Global mid-market M&A activity across the food and beverage sector remained broadly stable in 2025. While deal volumes were largely unchanged year on year, total deal value increased modestly to $20.4 billion, according to a joint report from Baker Tilly and Mergermarket.
The report shows that mid-market deal value increased 1% year on year in 2025, while deal volume slipped 1% to 187 transactions. According to the researchers, the performance points to a market where buyers remain selective but are still willing to commit capital to businesses with differentiated profiles.
“Dealmakers appear willing to write bigger cheques but only for assets with clear strategic flavour: brands with pricing power, businesses tied to health and wellness, and platforms that add scale in slow-growth markets. At the same time, portfolio restructuring remains a dominant theme, as major food and beverage corporations divest non-core assets,” said Harsh Maheshwari, global advisory services leader at Baker Tilly.

Source: Baker Tilly
Deals by region
Regionally, Asia Pacific remained the leading market for mid-market mergers & acquisitions in 2025, accounting for 41% of deal volume and 39% of deal value, reflecting continued investor interest in the region’s favourable demographics, urbanisation and rising demand for premium and convenient food products.
While North America accounted for 21% of mid-market deal value and 17% of volume in 2025, totals across the year declined sharply: year-on-year drops of 27% by value and 24% by volume since 2024.
The region’s pullback reflects according to Baker Tilly more cautious M&A environment, with dealmakers pausing activity amid tariff uncertainty and evolving regulatory dynamics.
Western Europe meanwhile remained resilient, accounting for 24% of deal value and 23% of deal volume in 2025, broadly in line with its share of overall mid-market activity. Deal value rose 15% year-on-year and volume was up a modest 2%,.

Source: Baker Tilly
Cross-border deals
Across all major regions, cross-border activity was weaker, highlighting a more cautious approach to international expansion. Overall, cross-border mid-market deal value fell 31% to $6.6 billion, while volume dropped 27% to 54 deals, as buyers contended with geopolitical uncertainty, regulatory scrutiny and more complex execution conditions.
In Asia Pacific, cross-border deal value declined 13% to $1.9 billion and volume fell 15% to 17 deals, although the region still recorded the highest cross-border deal count of any market.

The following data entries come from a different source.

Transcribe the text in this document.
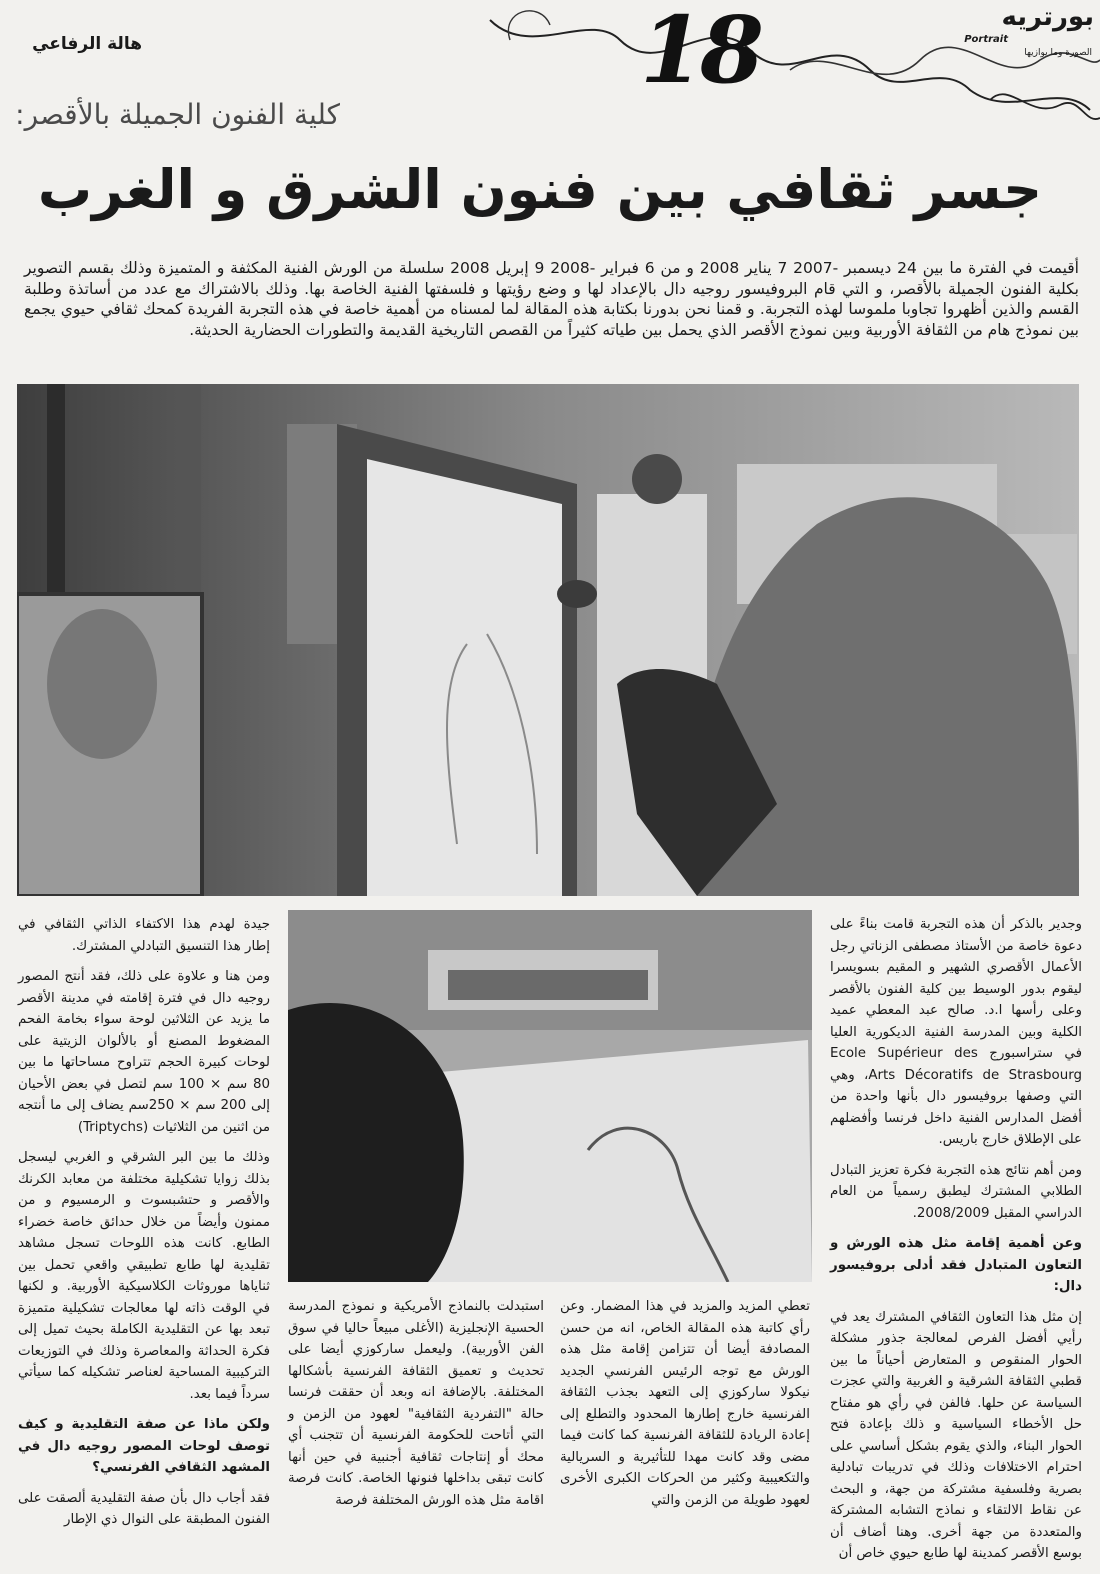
18	بورتريه
Portrait
الصورة وما يوازيها
هالة الرفاعي
كلية الفنون الجميلة بالأقصر:
جسر ثقافي بين فنون الشرق و الغرب
أقيمت في الفترة ما بين 24 ديسمبر -2007 7 يناير 2008 و من 6 فبراير -2008 9 إبريل 2008 سلسلة من الورش الفنية المكثفة و المتميزة وذلك بقسم التصوير بكلية الفنون الجميلة بالأقصر، و التي قام البروفيسور روجيه دال بالإعداد لها و وضع رؤيتها و فلسفتها الفنية الخاصة بها. وذلك بالاشتراك مع عدد من أساتذة وطلبة القسم والذين أظهروا تجاوبا ملموسا لهذه التجربة. و قمنا نحن بدورنا بكتابة هذه المقالة لما لمسناه من أهمية خاصة في هذه التجربة الفريدة كمحك ثقافي حيوي يجمع بين نموذج هام من الثقافة الأوربية وبين نموذج الأقصر الذي يحمل بين طياته كثيراً من القصص التاريخية القديمة والتطورات الحضارية الحديثة.

وجدير بالذكر أن هذه التجربة قامت بناءً على دعوة خاصة من الأستاذ مصطفى الزناتي رجل الأعمال الأقصري الشهير و المقيم بسويسرا ليقوم بدور الوسيط بين كلية الفنون بالأقصر وعلى رأسها ا.د. صالح عبد المعطي عميد الكلية وبين المدرسة الفنية الديكورية العليا في ستراسبورج Ecole Supérieur des Arts Décoratifs de Strasbourg، وهي التي وصفها بروفيسور دال بأنها واحدة من أفضل المدارس الفنية داخل فرنسا وأفضلهم على الإطلاق خارج باريس.

ومن أهم نتائج هذه التجربة فكرة تعزيز التبادل الطلابي المشترك ليطبق رسمياً من العام الدراسي المقبل 2008/2009.

وعن أهمية إقامة مثل هذه الورش و التعاون المتبادل فقد أدلى بروفيسور دال:

إن مثل هذا التعاون الثقافي المشترك يعد في رأيي أفضل الفرص لمعالجة جذور مشكلة الحوار المنقوص و المتعارض أحياناً ما بين قطبي الثقافة الشرقية و الغربية والتي عجزت السياسة عن حلها. فالفن في رأي هو مفتاح حل الأخطاء السياسية و ذلك بإعادة فتح الحوار البناء، والذي يقوم بشكل أساسي على احترام الاختلافات وذلك في تدريبات تبادلية بصرية وفلسفية مشتركة من جهة، و البحث عن نقاط الالتقاء و نماذج التشابه المشتركة والمتعددة من جهة أخرى. وهنا أضاف أن بوسع الأقصر كمدينة لها طابع حيوي خاص أن

تعطي المزيد والمزيد في هذا المضمار. وعن رأي كاتبة هذه المقالة الخاص، انه من حسن المصادفة أيضا أن تتزامن إقامة مثل هذه الورش مع توجه الرئيس الفرنسي الجديد نيكولا ساركوزي إلى التعهد بجذب الثقافة الفرنسية خارج إطارها المحدود والتطلع إلى إعادة الريادة للثقافة الفرنسية كما كانت فيما مضى وقد كانت مهدا للتأثيرية و السريالية والتكعيبية وكثير من الحركات الكبرى الأخرى لعهود طويلة من الزمن والتي

استبدلت بالنماذج الأمريكية و نموذج المدرسة الحسية الإنجليزية (الأغلى مبيعاً حاليا في سوق الفن الأوربية). وليعمل ساركوزي أيضا على تحديث و تعميق الثقافة الفرنسية بأشكالها المختلفة. بالإضافة انه وبعد أن حققت فرنسا حالة "التفردية الثقافية" لعهود من الزمن و التي أتاحت للحكومة الفرنسية أن تتجنب أي محك أو إنتاجات ثقافية أجنبية في حين أنها كانت تبقى بداخلها فنونها الخاصة. كانت فرصة اقامة مثل هذه الورش المختلفة فرصة

جيدة لهدم هذا الاكتفاء الذاتي الثقافي في إطار هذا التنسيق التبادلي المشترك.

ومن هنا و علاوة على ذلك، فقد أنتج المصور روجيه دال في فترة إقامته في مدينة الأقصر ما يزيد عن الثلاثين لوحة سواء بخامة الفحم المضغوط المصنع أو بالألوان الزيتية على لوحات كبيرة الحجم تتراوح مساحاتها ما بين 80 سم × 100 سم لتصل في بعض الأحيان إلى 200 سم × 250سم يضاف إلى ما أنتجه من اثنين من الثلاثيات (Triptychs)

وذلك ما بين البر الشرقي و الغربي ليسجل بذلك زوايا تشكيلية مختلفة من معابد الكرنك والأقصر و حتشبسوت و الرمسيوم و من ممنون وأيضاً من خلال حدائق خاصة خضراء الطابع. كانت هذه اللوحات تسجل مشاهد تقليدية لها طابع تطبيقي واقعي تحمل بين ثناياها موروثات الكلاسيكية الأوربية. و لكنها في الوقت ذاته لها معالجات تشكيلية متميزة تبعد بها عن التقليدية الكاملة بحيث تميل إلى فكرة الحداثة والمعاصرة وذلك في التوزيعات التركيبية المساحية لعناصر تشكيله كما سيأتي سرداً فيما بعد.

ولكن ماذا عن صفة التقليدية و كيف توصف لوحات المصور روجيه دال في المشهد الثقافي الفرنسي؟

فقد أجاب دال بأن صفة التقليدية ألصقت على الفنون المطبقة على النوال ذي الإطار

North America saw a steeper pullback, with inbound deal value down 44% to $1.6 billion and volume falling 31% to 11 deals, while outbound activity by North American buyers also weakened, with value down 33% to $1.8 billion and volume down 44% to 10 deals.

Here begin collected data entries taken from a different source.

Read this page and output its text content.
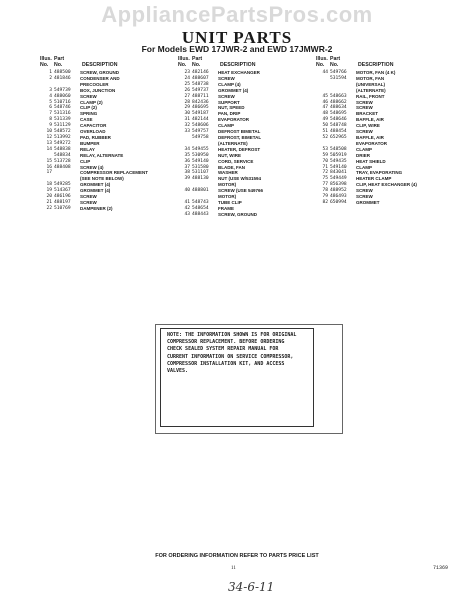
AppliancePartsPros.com
UNIT PARTS
For Models EWD 17JWR-2 and EWD 17JMWR-2
Illus. Part
No.	No.	DESCRIPTION
1 488500	SCREW, GROUND
2 481846	CONDENSER AND
PRECOOLER
3 549739	BOX, JUNCTION
4 488060	SCREW
5 510716	CLAMP (2)
6 548746	CLIP (2)
7 531316	SPRING
8 531339	CASE
9 531129	CAPACITOR
10 548572	OVERLOAD
12 513992	PAD, RUBBER
13 549272	BUMPER
14 548838	RELAY
548834	RELAY, ALTERNATE
15 513728	CLIP
16 488408	SCREW (4)
17	COMPRESSOR REPLACEMENT
(SEE NOTE BELOW)
18 549285	GROMMET (4)
19 514367	GROMMET (4)
20 486196	SCREW
21 488197	SCREW
22 510769	DAMPENER (2)
Illus. Part
No.	No.	DESCRIPTION
23 482146	HEAT EXCHANGER
24 488607	SCREW
25 548738	CLAMP (4)
26 549737	GROMMET (4)
27 488711	SCREW
28 842436	SUPPORT
29 486695	NUT, SPEED
30 549187	PAN, DRIP
31 482144	EVAPORATOR
32 548606	CLAMP
33 549757	DEFROST BIMETAL
549758	DEFROST, BIMETAL
(ALTERNATE)
34 549455	HEATER, DEFROST
35 530950	NUT, WIRE
36 549140	CORD, SERVICE
37 531580	BLADE, FAN
38 531107	WASHER
39 488130	NUT (USE W/531594
MOTOR)
40 488801	SCREW (USE 549766
MOTOR)
41 548743	TUBE CLIP
42 548654	FRAME
43 488443	SCREW, GROUND
Illus. Part
No.	No.	DESCRIPTION
44 549766	MOTOR, FAN (4 K)
531594	MOTOR, FAN
(UNIVERSAL)
(ALTERNATE)
45 548663	RAIL, FRONT
46 488662	SCREW
47 488634	SCREW
48 548695	BRACKET
49 548646	BAFFLE, AIR
50 548748	CLIP, WIRE
51 488454	SCREW
52 652965	BAFFLE, AIR
EVAPORATOR
53 548508	CLAMP
59 505919	DRIER
70 549435	HEAT SHIELD
71 549140	CLAMP
72 843041	TRAY, EVAPORATING
75 549449	HEATER CLAMP
77 856398	CLIP, HEAT EXCHANGER (4)
78 488952	SCREW
79 486493	SCREW
82 650994	GROMMET
NOTE: THE INFORMATION SHOWN IS FOR ORIGINAL
COMPRESSOR REPLACEMENT. BEFORE ORDERING
CHECK SEALED SYSTEM REPAIR MANUAL FOR
CURRENT INFORMATION ON SERVICE COMPRESSOR,
COMPRESSOR INSTALLATION KIT, AND ACCESS
VALVES.
FOR ORDERING INFORMATION REFER TO PARTS PRICE LIST
11	71369
34-6-11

In Western Europe, inbound deal value fell 26% to $2.4 billion and volume dropped 38% to 15 deals, while outbound activity declined 27% by value to $2.8 billion and 21% by volume to 22 deals, although European buyers remained the most active outbound bidders globally.

Source: Baker Tilly
Food versus beverage
The report also shows that the food sub-sector continued to dominate mid-market dealmaking, accounting for 76% of deal value and 82% of volume in 2025.
The authors said that demand for healthier products, convenient formats and premium offerings is expected to continue shaping deal activity through 2026 and into 2027, with acquisitive interest likely to remain strongest in categories aligned to changing consumer preferences.

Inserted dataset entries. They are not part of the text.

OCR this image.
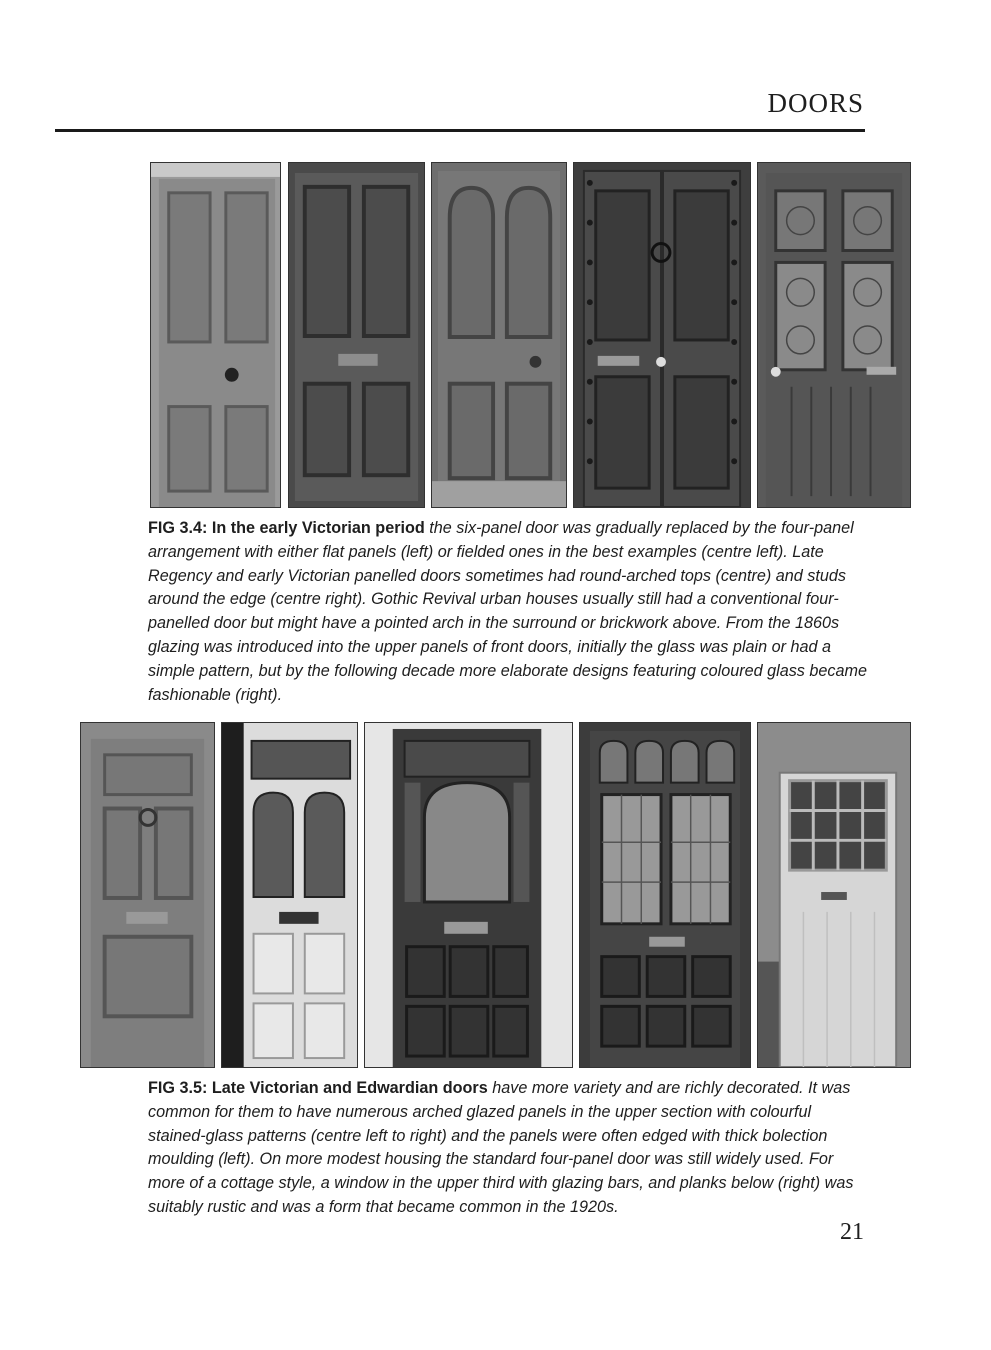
DOORS
FIG 3.4: In the early Victorian period the six-panel door was gradually replaced by the four-panel arrangement with either flat panels (left) or fielded ones in the best examples (centre left). Late Regency and early Victorian panelled doors sometimes had round-arched tops (centre) and studs around the edge (centre right). Gothic Revival urban houses usually still had a conventional four-panelled door but might have a pointed arch in the surround or brickwork above. From the 1860s glazing was introduced into the upper panels of front doors, initially the glass was plain or had a simple pattern, but by the following decade more elaborate designs featuring coloured glass became fashionable (right).
FIG 3.5: Late Victorian and Edwardian doors have more variety and are richly decorated. It was common for them to have numerous arched glazed panels in the upper section with colourful stained-glass patterns (centre left to right) and the panels were often edged with thick bolection moulding (left). On more modest housing the standard four-panel door was still widely used. For more of a cottage style, a window in the upper third with glazing bars, and planks below (right) was suitably rustic and was a form that became common in the 1920s.
21
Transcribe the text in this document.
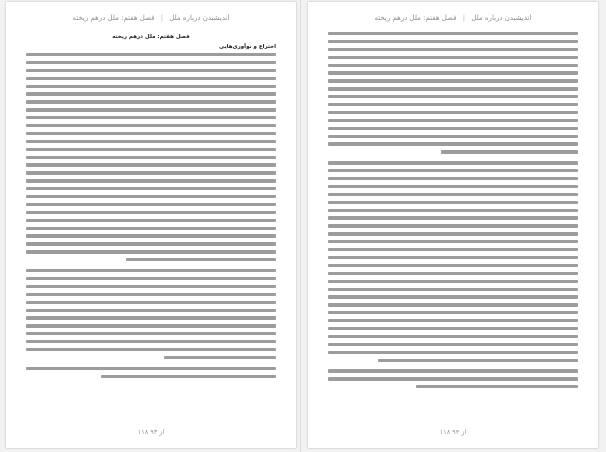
اندیشیدن درباره ملل | فصل هفتم: ملل درهم ریخته
فصل هفتم: ملل درهم ریخته
اختراع و نوآوری‌هایی
۱۱۸ از ۹۳
اندیشیدن درباره ملل | فصل هفتم: ملل درهم ریخته
۱۱۸ از ۹۴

The beverage sub-sector accounted for 24% of deal value and 18% of deal volume, with activity increasingly shaped by demand for healthier, functional and premium products.

Source: Baker Tilly
The outlook for 2026
Commenting on the outlook for 2026, Maheshwari noted that deal activity is expected to remain supported by ongoing corporate portfolio reshaping, demand for health and wellness-focused assets, and a gradually improving financing backdrop.
“While cross-border activity may take longer to recover, the underlying fundamentals of the food and beverage sector continue to offer attractive opportunities for strategic investors,” he said.
Investors are expected to ramp up their focus on categories such as low- and no-alcohol drinks, functional beverages and other better-for-you alternatives, as consumers (particularly younger generations) continue to moderate alcohol consumption and move away from traditional sugary drinks.
The global market trajectory is expected to see diverging paths by deal type, segment and market. “What makes mid-market food & beverage so compelling right now is the diversity of deal flow. Mature markets are producing carve-outs and succession-driven opportunities, while high-growth markets are surfacing younger, faster-growing targets in categories that barely existed a decade ago. Both offer real opportunities for different reasons.”